Report non è in appalto? «No, c’è una redazione interna e un gruppo di autori con cui lavoro da 14 anni che sono sempre gli stessi e vendono il servizio finito. È una scelta aziendale perché produttivamente è la più conveniente per la Rai».
Il timore è che la Corte dei conti, in caso di condanna, contesti un danno erariale. «Un programma come questo lo fai se condividi i rischi e la tutela avuta finora prevede la rivalsa in caso di condanna per colpa grave. Detto questo, l’attenzione al danno erariale bisognerebbe averla in testa anche quando si assegnano le poltrone: solo a persone competenti».

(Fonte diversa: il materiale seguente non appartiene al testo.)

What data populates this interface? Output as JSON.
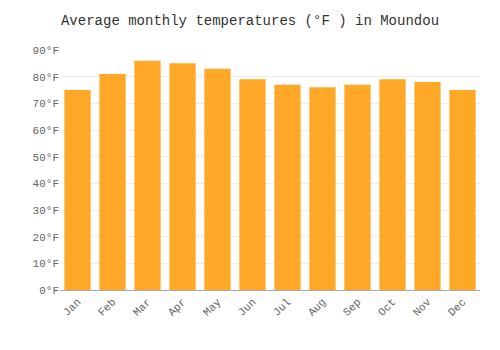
{
  "chart_data": {
    "type": "bar",
    "title": "Average monthly temperatures (°F ) in Moundou",
    "categories": [
      "Jan",
      "Feb",
      "Mar",
      "Apr",
      "May",
      "Jun",
      "Jul",
      "Aug",
      "Sep",
      "Oct",
      "Nov",
      "Dec"
    ],
    "values": [
      75,
      81,
      86,
      85,
      83,
      79,
      77,
      76,
      77,
      79,
      78,
      75
    ],
    "color": "#FFA726",
    "ylim": [
      0,
      90
    ],
    "yticks": [
      {
        "value": 0,
        "label": "0°F"
      },
      {
        "value": 10,
        "label": "10°F"
      },
      {
        "value": 20,
        "label": "20°F"
      },
      {
        "value": 30,
        "label": "30°F"
      },
      {
        "value": 40,
        "label": "40°F"
      },
      {
        "value": 50,
        "label": "50°F"
      },
      {
        "value": 60,
        "label": "60°F"
      },
      {
        "value": 70,
        "label": "70°F"
      },
      {
        "value": 80,
        "label": "80°F"
      },
      {
        "value": 90,
        "label": "90°F"
      }
    ],
    "grid": true
  }
}
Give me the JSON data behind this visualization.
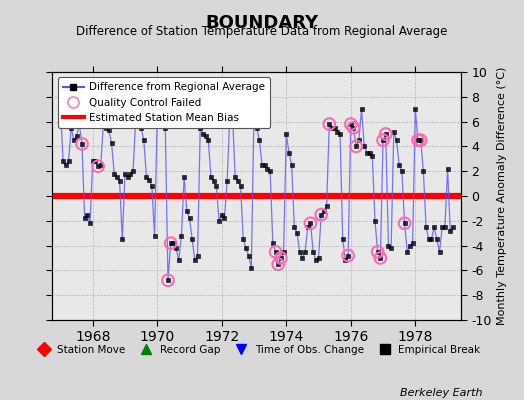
{
  "title": "BOUNDARY",
  "subtitle": "Difference of Station Temperature Data from Regional Average",
  "ylabel": "Monthly Temperature Anomaly Difference (°C)",
  "watermark": "Berkeley Earth",
  "ylim": [
    -10,
    10
  ],
  "xlim": [
    1966.75,
    1979.42
  ],
  "xticks": [
    1968,
    1970,
    1972,
    1974,
    1976,
    1978
  ],
  "yticks": [
    -10,
    -8,
    -6,
    -4,
    -2,
    0,
    2,
    4,
    6,
    8,
    10
  ],
  "bias_value": 0.0,
  "fig_bg_color": "#d8d8d8",
  "plot_bg_color": "#e8e8e8",
  "line_color": "#5555ff",
  "line_alpha": 0.8,
  "marker_color": "#000000",
  "qc_color": "#ff69b4",
  "bias_color": "#ff0000",
  "times": [
    1967.0,
    1967.083,
    1967.167,
    1967.25,
    1967.333,
    1967.417,
    1967.5,
    1967.583,
    1967.667,
    1967.75,
    1967.833,
    1967.917,
    1968.0,
    1968.083,
    1968.167,
    1968.25,
    1968.333,
    1968.417,
    1968.5,
    1968.583,
    1968.667,
    1968.75,
    1968.833,
    1968.917,
    1969.0,
    1969.083,
    1969.167,
    1969.25,
    1969.333,
    1969.417,
    1969.5,
    1969.583,
    1969.667,
    1969.75,
    1969.833,
    1969.917,
    1970.0,
    1970.083,
    1970.167,
    1970.25,
    1970.333,
    1970.417,
    1970.5,
    1970.583,
    1970.667,
    1970.75,
    1970.833,
    1970.917,
    1971.0,
    1971.083,
    1971.167,
    1971.25,
    1971.333,
    1971.417,
    1971.5,
    1971.583,
    1971.667,
    1971.75,
    1971.833,
    1971.917,
    1972.0,
    1972.083,
    1972.167,
    1972.25,
    1972.333,
    1972.417,
    1972.5,
    1972.583,
    1972.667,
    1972.75,
    1972.833,
    1972.917,
    1973.0,
    1973.083,
    1973.167,
    1973.25,
    1973.333,
    1973.417,
    1973.5,
    1973.583,
    1973.667,
    1973.75,
    1973.833,
    1973.917,
    1974.0,
    1974.083,
    1974.167,
    1974.25,
    1974.333,
    1974.417,
    1974.5,
    1974.583,
    1974.667,
    1974.75,
    1974.833,
    1974.917,
    1975.0,
    1975.083,
    1975.167,
    1975.25,
    1975.333,
    1975.417,
    1975.5,
    1975.583,
    1975.667,
    1975.75,
    1975.833,
    1975.917,
    1976.0,
    1976.083,
    1976.167,
    1976.25,
    1976.333,
    1976.417,
    1976.5,
    1976.583,
    1976.667,
    1976.75,
    1976.833,
    1976.917,
    1977.0,
    1977.083,
    1977.167,
    1977.25,
    1977.333,
    1977.417,
    1977.5,
    1977.583,
    1977.667,
    1977.75,
    1977.833,
    1977.917,
    1978.0,
    1978.083,
    1978.167,
    1978.25,
    1978.333,
    1978.417,
    1978.5,
    1978.583,
    1978.667,
    1978.75,
    1978.833,
    1978.917,
    1979.0,
    1979.083,
    1979.167
  ],
  "values": [
    7.0,
    2.8,
    2.5,
    2.8,
    5.5,
    4.5,
    4.8,
    5.8,
    4.2,
    -1.8,
    -1.5,
    -2.2,
    2.8,
    2.8,
    2.4,
    2.5,
    6.0,
    5.5,
    5.3,
    4.3,
    1.8,
    1.5,
    1.2,
    -3.5,
    1.8,
    1.5,
    1.8,
    2.0,
    6.2,
    5.8,
    5.5,
    4.5,
    1.5,
    1.3,
    0.8,
    -3.2,
    6.5,
    6.5,
    5.8,
    5.5,
    -6.8,
    -3.8,
    -3.8,
    -4.2,
    -5.2,
    -3.2,
    1.5,
    -1.2,
    -1.8,
    -3.5,
    -5.2,
    -4.8,
    5.5,
    5.0,
    4.8,
    4.5,
    1.5,
    1.2,
    0.8,
    -2.0,
    -1.5,
    -1.8,
    1.2,
    6.5,
    6.5,
    1.5,
    1.2,
    0.8,
    -3.5,
    -4.2,
    -4.8,
    -5.8,
    7.0,
    5.5,
    4.5,
    2.5,
    2.5,
    2.2,
    2.0,
    -3.8,
    -4.5,
    -5.5,
    -5.0,
    -4.5,
    5.0,
    3.5,
    2.5,
    -2.5,
    -3.0,
    -4.5,
    -5.0,
    -4.5,
    -2.5,
    -2.2,
    -4.5,
    -5.2,
    -5.0,
    -1.5,
    -1.2,
    -0.8,
    5.8,
    5.5,
    5.5,
    5.2,
    5.0,
    -3.5,
    -5.2,
    -4.8,
    5.8,
    5.5,
    4.0,
    4.5,
    7.0,
    4.0,
    3.5,
    3.5,
    3.2,
    -2.0,
    -4.5,
    -5.0,
    4.5,
    5.0,
    -4.0,
    -4.2,
    5.2,
    4.5,
    2.5,
    2.0,
    -2.2,
    -4.5,
    -4.0,
    -3.8,
    7.0,
    4.5,
    4.5,
    2.0,
    -2.5,
    -3.5,
    -3.5,
    -2.5,
    -3.5,
    -4.5,
    -2.5,
    -2.5,
    2.2,
    -2.8,
    -2.5
  ],
  "qc_failed_indices": [
    8,
    14,
    40,
    41,
    63,
    64,
    80,
    81,
    82,
    93,
    97,
    100,
    107,
    108,
    109,
    110,
    118,
    119,
    120,
    121,
    128,
    133,
    134
  ]
}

Perché si è rivolta a un avvocato? «Finora non ho mai pensato che l’azienda per cui lavoro mi mettesse clausole peggiorative. Ora penso sia meglio farmi tutelare».
Tratta con la7? «Non ho trattative in ballo con nessuno».
Che effetto le fanno le intercettazioni di chi chiedeva la sua testa? «Non posso non chiedermi da chi viene in realtà gestita la più grande azienda culturale del Paese. Chi è che decide le competenze più adatte».
E la vicenda Santoro? «È stata incentivata l’uscita di un asset strategico. Quando la Fiat elimina un modello che funziona, sa come rimpiazzarlo. Da quel che leggo sono altri a decidere cosa va bene e cosa no. Si può condividere o no il prodotto Santoro, ma la Rai vive di ciò che manda in onda e deve rispettare la mission di servizio pubblico e portare a casa ascolti».
La vorrebbero a Rainews24. Ci andrebbe? «Anche il direttore Paolo Ruffini ha detto: “Se il problema è questo, assumiamo l’autore di un programma che funziona dal ‘ 97 e costa anche poco”. Mi sembra che vengano assunte persone con curriculum anche meno cospicui del mio. Ma non sono incollata alla sedia. Sarebbe più leale dire: “Non abbiamo più bisogno di voi”. Altrimenti fateci lavorare o quando sarà il momento non saremo pronti».